I recently was producing an event for business professionals.  As I connected with the Keynote Speaker before the session, he informed me that he had 282 slides in his presentation.

“That’s a lot of slides,” I observed, trying hard to be understated.

“It’s okay,” he responded, “It covers 3 hours of training.  Besides, they go by pretty fast.”

“Go by pretty fast?”  I’ll say.  During a 3-hour training session, that’s more than 1.5 slides per minute.  Think about it.  A new graphic every 40 seconds.  That’s assuming that every graphic is equally spaced out, with no hesitations in the presentation.  A new slide every 40 seconds for 3 hours.  My head is still spinning.

Honestly, I think we’ve become lazy.  We have a classic example of the tail wagging the dog. The medium has become the message.  We’ve taken the focus off of our need to tell a compelling story and replaced it with a graphic delivery system.

A lot of presenters I see these days simply use Power Point as a public Teleprompter.  Consider this: if all your content is on the screen, then you, as the presenter, become unnecessary.  As a participant, I really don’t want or need to read your crib notes.  As with many other aspects of good communication, less is more.

As you prepare your next presentation, I encourage you to ask yourself these “Hot 5” questions:

  1. Is this graphic really necessary? Would my presentation be substantively any different without it?  If not, eliminate it.
  2. Will it distract from my message? It may be cool, hip, edgy or beautiful, but if it becomes a distraction, it shouldn’t be there.
  3. Will it increase or hinder the credibility of my message?
    • Is the design and composition of high quality?
    • Is it easy to read?
    • Is it easy to digest?

    If not, why give your audience any unnecessary reason to discredit you or your message?
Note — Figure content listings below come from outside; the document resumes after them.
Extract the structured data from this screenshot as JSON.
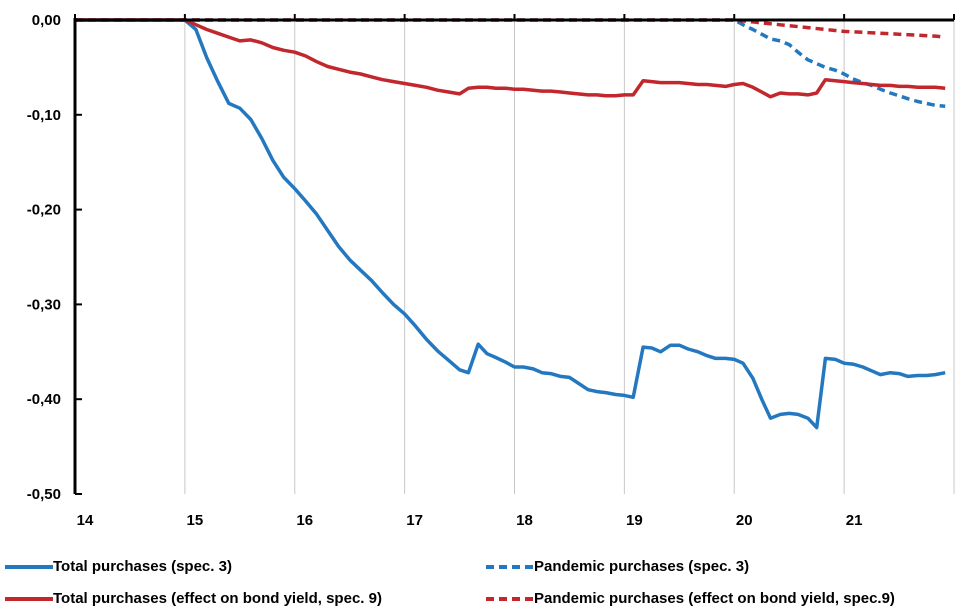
{
  "chart_data": {
    "type": "line",
    "title": "",
    "xlabel": "",
    "ylabel": "",
    "xlim": [
      14,
      22
    ],
    "ylim": [
      -0.5,
      0.0
    ],
    "x_ticks": [
      "14",
      "15",
      "16",
      "17",
      "18",
      "19",
      "20",
      "21"
    ],
    "y_ticks": [
      "0,00",
      "-0,10",
      "-0,20",
      "-0,30",
      "-0,40",
      "-0,50"
    ],
    "grid": "vertical",
    "legend_position": "bottom",
    "series": [
      {
        "name": "Total purchases (spec. 3)",
        "color": "#2378c0",
        "dash": "solid",
        "x": [
          14.0,
          15.0,
          15.1,
          15.2,
          15.3,
          15.4,
          15.5,
          15.6,
          15.7,
          15.8,
          15.9,
          16.0,
          16.1,
          16.2,
          16.3,
          16.4,
          16.5,
          16.6,
          16.7,
          16.8,
          16.9,
          17.0,
          17.1,
          17.2,
          17.3,
          17.4,
          17.5,
          17.58,
          17.67,
          17.75,
          17.83,
          17.92,
          18.0,
          18.08,
          18.17,
          18.25,
          18.33,
          18.42,
          18.5,
          18.58,
          18.67,
          18.75,
          18.83,
          18.92,
          19.0,
          19.08,
          19.17,
          19.25,
          19.33,
          19.42,
          19.5,
          19.58,
          19.67,
          19.75,
          19.83,
          19.92,
          20.0,
          20.08,
          20.17,
          20.25,
          20.33,
          20.42,
          20.5,
          20.58,
          20.67,
          20.75,
          20.83,
          20.92,
          21.0,
          21.08,
          21.17,
          21.25,
          21.33,
          21.42,
          21.5,
          21.58,
          21.67,
          21.75,
          21.83,
          21.92
        ],
        "y": [
          0.0,
          0.0,
          -0.01,
          -0.04,
          -0.065,
          -0.088,
          -0.093,
          -0.105,
          -0.125,
          -0.148,
          -0.166,
          -0.178,
          -0.191,
          -0.205,
          -0.222,
          -0.239,
          -0.253,
          -0.264,
          -0.275,
          -0.288,
          -0.3,
          -0.31,
          -0.323,
          -0.337,
          -0.349,
          -0.359,
          -0.369,
          -0.372,
          -0.342,
          -0.352,
          -0.356,
          -0.361,
          -0.366,
          -0.366,
          -0.368,
          -0.372,
          -0.373,
          -0.376,
          -0.377,
          -0.383,
          -0.39,
          -0.392,
          -0.393,
          -0.395,
          -0.396,
          -0.398,
          -0.345,
          -0.346,
          -0.35,
          -0.343,
          -0.343,
          -0.347,
          -0.35,
          -0.354,
          -0.357,
          -0.357,
          -0.358,
          -0.362,
          -0.378,
          -0.4,
          -0.42,
          -0.416,
          -0.415,
          -0.416,
          -0.42,
          -0.43,
          -0.357,
          -0.358,
          -0.362,
          -0.363,
          -0.366,
          -0.37,
          -0.374,
          -0.372,
          -0.373,
          -0.376,
          -0.375,
          -0.375,
          -0.374,
          -0.372
        ]
      },
      {
        "name": "Pandemic purchases (spec. 3)",
        "color": "#2378c0",
        "dash": "dashed",
        "x": [
          14.0,
          20.0,
          20.08,
          20.17,
          20.25,
          20.33,
          20.42,
          20.5,
          20.58,
          20.67,
          20.75,
          20.83,
          20.92,
          21.0,
          21.08,
          21.17,
          21.25,
          21.33,
          21.42,
          21.5,
          21.58,
          21.67,
          21.75,
          21.83,
          21.92
        ],
        "y": [
          0.0,
          0.0,
          -0.005,
          -0.01,
          -0.015,
          -0.02,
          -0.022,
          -0.026,
          -0.034,
          -0.042,
          -0.046,
          -0.05,
          -0.053,
          -0.057,
          -0.062,
          -0.066,
          -0.069,
          -0.073,
          -0.077,
          -0.08,
          -0.083,
          -0.086,
          -0.088,
          -0.09,
          -0.091
        ]
      },
      {
        "name": "Total purchases (effect on bond yield, spec. 9)",
        "color": "#c1272d",
        "dash": "solid",
        "x": [
          14.0,
          15.0,
          15.1,
          15.2,
          15.3,
          15.4,
          15.5,
          15.6,
          15.7,
          15.8,
          15.9,
          16.0,
          16.1,
          16.2,
          16.3,
          16.4,
          16.5,
          16.6,
          16.7,
          16.8,
          16.9,
          17.0,
          17.1,
          17.2,
          17.3,
          17.4,
          17.5,
          17.58,
          17.67,
          17.75,
          17.83,
          17.92,
          18.0,
          18.08,
          18.17,
          18.25,
          18.33,
          18.42,
          18.5,
          18.58,
          18.67,
          18.75,
          18.83,
          18.92,
          19.0,
          19.08,
          19.17,
          19.25,
          19.33,
          19.42,
          19.5,
          19.58,
          19.67,
          19.75,
          19.83,
          19.92,
          20.0,
          20.08,
          20.17,
          20.25,
          20.33,
          20.42,
          20.5,
          20.58,
          20.67,
          20.75,
          20.83,
          20.92,
          21.0,
          21.08,
          21.17,
          21.25,
          21.33,
          21.42,
          21.5,
          21.58,
          21.67,
          21.75,
          21.83,
          21.92
        ],
        "y": [
          0.0,
          0.0,
          -0.005,
          -0.01,
          -0.014,
          -0.018,
          -0.022,
          -0.021,
          -0.024,
          -0.029,
          -0.032,
          -0.034,
          -0.038,
          -0.044,
          -0.049,
          -0.052,
          -0.055,
          -0.057,
          -0.06,
          -0.063,
          -0.065,
          -0.067,
          -0.069,
          -0.071,
          -0.074,
          -0.076,
          -0.078,
          -0.072,
          -0.071,
          -0.071,
          -0.072,
          -0.072,
          -0.073,
          -0.073,
          -0.074,
          -0.075,
          -0.075,
          -0.076,
          -0.077,
          -0.078,
          -0.079,
          -0.079,
          -0.08,
          -0.08,
          -0.079,
          -0.079,
          -0.064,
          -0.065,
          -0.066,
          -0.066,
          -0.066,
          -0.067,
          -0.068,
          -0.068,
          -0.069,
          -0.07,
          -0.068,
          -0.067,
          -0.071,
          -0.076,
          -0.081,
          -0.077,
          -0.078,
          -0.078,
          -0.079,
          -0.077,
          -0.063,
          -0.064,
          -0.065,
          -0.066,
          -0.067,
          -0.068,
          -0.069,
          -0.069,
          -0.07,
          -0.07,
          -0.071,
          -0.071,
          -0.071,
          -0.072
        ]
      },
      {
        "name": "Pandemic purchases (effect on bond yield, spec.9)",
        "color": "#c1272d",
        "dash": "dashed",
        "x": [
          14.0,
          20.0,
          20.17,
          20.33,
          20.5,
          20.67,
          20.83,
          21.0,
          21.17,
          21.33,
          21.5,
          21.67,
          21.83,
          21.92
        ],
        "y": [
          0.0,
          0.0,
          -0.002,
          -0.004,
          -0.006,
          -0.008,
          -0.01,
          -0.012,
          -0.013,
          -0.014,
          -0.015,
          -0.016,
          -0.017,
          -0.018
        ]
      }
    ]
  },
  "legend": {
    "items": [
      {
        "label": "Total purchases (spec. 3)"
      },
      {
        "label": "Pandemic purchases (spec. 3)"
      },
      {
        "label": "Total purchases (effect on bond yield, spec. 9)"
      },
      {
        "label": "Pandemic purchases (effect on bond yield, spec.9)"
      }
    ]
  }
}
  4. If the projector lost power, would my message suffer? Sure, it may lose a little zip, but if it suffers, then you’re relying too heavily on the graphics.
  5. Will it take emphasis off of me? Don’t ever forget that, as the presenter:

You are the story.  YOU are the show.  You are the star.

The message is much more important than the medium.  If you’re not convinced that you can deliver the goods on your own merit, then no amount of graphics will make a difference.

Let’s give Power Point a little rest.  It’s overworked, tired and needs a break.